ChromeOS needs a way to route audio to different devices. Currently ChromeOS only plays audio to the first ALSA device in the system. Devices attached after boot are ignored, and no priority is given to the built in sound device.
The goal of the new server is to allow for sound to be routed dynamically to newly attached audio-capable monitors(DisplayPort and HDMI), USB webcam, USB speakers, bluetooth headsets, etc. And to do this in a way that requires as little CPU as possible and that adds little or no latency.
Put an audio server in between Chrome and ALSA that can change how audio flows on the fly. Chrome will connect to this audio server, send audio data to it, and the audio server will render this to the selected ALSA device through alsa-lib. For input the process will be reversed, the server will get audio samples from alsa and forward them to Chrome.
The design decisions were driven by three main requirements: Low Latency, Low CPU usage, and dynamic audio routing. This will handle the streaming of PCM only; audio decode will all be done in Chrome.
The basic design combines the timer-driven wakeup scheme of pulseaudio with the synchronous audio callbacks of JACK. This synchronous callback eliminates local buffering of data in the server, allowing the server to wake up less for a given latency. The server wakes up when a timer fires, sometime before there is an ALSA over/underrun and calls back to Chrome to get/put audio data. This minimizes latency as the only additional latency needed is that to exchange IPC messages between the server and client. Because ALSA wakeups aren’t used, on some devices the minimal latency will be lower than without the server; there is no need to wake up at an ALSA period boundary. The timer can be armed to wake up when there are an arbitrary number of samples left in the hardware buffer. ALSA will always be configured with the largest possible buffer size, yet only some fraction of that will be used at any given time.
Audio data will be exchanged through shared memory so that no copying is needed (except into the ALSA buffer). Communication will happen through UNIX domain sockets. There will be separate communication connections for control (high latency, lower priority) and audio data (low latency and higher priority).
At each wakeup a timestamp will be updated that, for playback streams, will indicate the exact time at which the next written sample will be rendered to the DAC. For capture, the timestamp will reflect the actual time the sample was captured at the ADC.
The key to keeping system resource usage low is to do as little as possible in the server when it wakes up and similar for the callback in the client. Less than two percent of the CPU of a CR48 is used while playing back audio with 20ms latency and waking up every 10ms. The minimum the server can do is read in the streams, mix them, and write the result to ALSA. Other processing can take place in the server; DSP blocks can be configured to process the buffers as they pass through, this will add to the processing time and increase the minimum latency.
The lowest latency stream will be used to drive the timer wakeup interval (and will have the most accurate latency). Only clients that need to send more data will be woken.
The server keeps a separate list of inputs and outputs. The server will listen to udev events that notify it of newly added or removed devices. Whenever a device appears or disappears, the priority list of devices will be re-evaluated and the highest priority device will be used.
Devices will be given a priority based on the device type and the time they are inserted.
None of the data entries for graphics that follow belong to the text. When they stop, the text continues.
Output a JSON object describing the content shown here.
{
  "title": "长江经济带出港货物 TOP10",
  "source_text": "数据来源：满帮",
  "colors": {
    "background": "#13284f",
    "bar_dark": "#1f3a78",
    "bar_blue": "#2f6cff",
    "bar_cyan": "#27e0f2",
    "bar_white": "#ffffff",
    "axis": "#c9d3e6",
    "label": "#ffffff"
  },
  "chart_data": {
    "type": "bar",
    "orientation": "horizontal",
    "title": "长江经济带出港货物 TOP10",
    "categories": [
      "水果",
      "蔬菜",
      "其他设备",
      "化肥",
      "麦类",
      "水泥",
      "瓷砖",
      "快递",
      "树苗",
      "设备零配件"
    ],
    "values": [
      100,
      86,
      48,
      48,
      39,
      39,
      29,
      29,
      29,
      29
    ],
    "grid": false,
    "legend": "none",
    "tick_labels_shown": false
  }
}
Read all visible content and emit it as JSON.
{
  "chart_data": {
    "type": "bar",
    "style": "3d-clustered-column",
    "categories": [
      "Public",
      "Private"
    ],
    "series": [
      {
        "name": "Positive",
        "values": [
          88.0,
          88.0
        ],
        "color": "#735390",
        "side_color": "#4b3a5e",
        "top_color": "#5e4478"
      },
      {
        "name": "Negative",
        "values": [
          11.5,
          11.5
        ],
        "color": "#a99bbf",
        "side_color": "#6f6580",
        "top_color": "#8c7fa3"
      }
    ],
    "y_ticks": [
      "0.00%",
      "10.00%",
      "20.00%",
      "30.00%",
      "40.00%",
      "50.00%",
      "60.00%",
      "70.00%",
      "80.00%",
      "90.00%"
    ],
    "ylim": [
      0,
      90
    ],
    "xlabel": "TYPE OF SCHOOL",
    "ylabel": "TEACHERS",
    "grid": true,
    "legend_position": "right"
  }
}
The priority is as follows (for both input and output):
1) Headset jack and USB audio devices
2) DisplayPort and HDMI outputs (when EDID indicates the sink is audio capable).
3) Built-in speakers.
If two devices of the same priority are attached, the device that was plugged most recently wins.
On device removal, all streams are removed from the device and the device is closed. The streams will be moved to the next device in the list when this happens.
The server is required to mix for the case where multiple streams are being played at once. The mixing will be done immediately before the samples are sent to the playback hardware. If a DSP block is enabled, it will be applied post-mix.
Without a config, the server will automatically discover devices and mute/volume controls. This provides all that is need for x86 most of the time. On x86 the main use of config files is to set volume level mappings between ui and hardware, and to configure codec-specific features.
The volume curve file is per-codec, per-device and the format is described in the main README file.
ALSA UCM is used to do low level codec config. On arm systems, this setup is necessary to get audio paths routed correctly when an headset is attached and to initialize codec setup after start up. In addition to this, the UCM file is used to map jacks to audio devices.